Zbiórka została ustalona o 22:00 na Dworcu Wschodnim w Warszawie. Bez przeszkód zajęliśmy miejsca - 8 osób jeden przedział - może trochę ciasno, ale bardzo wesoło. O 6:00 rano zajechaliśmy do Suchej Beskidzkiej, skąd autobusem przemieściliśmy się do Stryszawy Roztoki. O 7:00 wyjście w góry. Z początku przez wilgotny las drogą ze szlakiem, potem trochę na skróty, wdrapaliśmy się na Jałowiec, skąd roztoczył się przepiękny widok na całą naszą trasę, łącznie z celem - Babią Górą. Piękne słońce, ani jednej chmurki i niesamowita paleta rożnych odcieni świeżutkiej zieleni. Do tego koncert śpiewu ptaków - dosłownie sielanka... tylko ten "szczyt - cel naszej drogi"...

W schronisku "Zygmuntówka" zrobiliśmy dłuższy popas, by po regeneracji sił, powoli wspinać się dalej.

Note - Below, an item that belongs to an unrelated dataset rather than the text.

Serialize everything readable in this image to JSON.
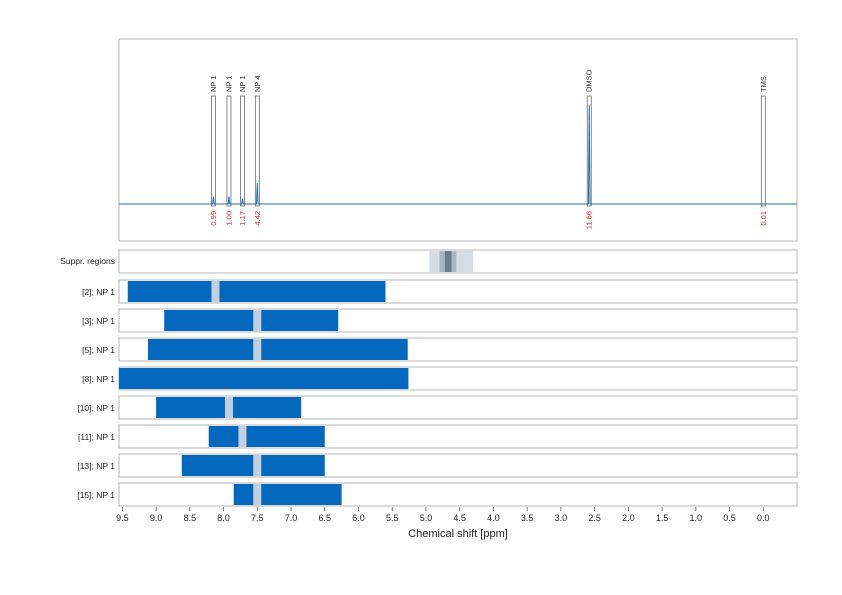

Słoneczko przygrzewało, wiaterek na szczęście nieco chłodził, wiec marsz był bardzo przyjemny, pomimo konieczności pokonywania stromego wejścia. (Szlak prowadzący płajem do Markowych Szczawin jest od 2000 roku zamknięty z powodu zniszczeń spowodowanych lawiną.)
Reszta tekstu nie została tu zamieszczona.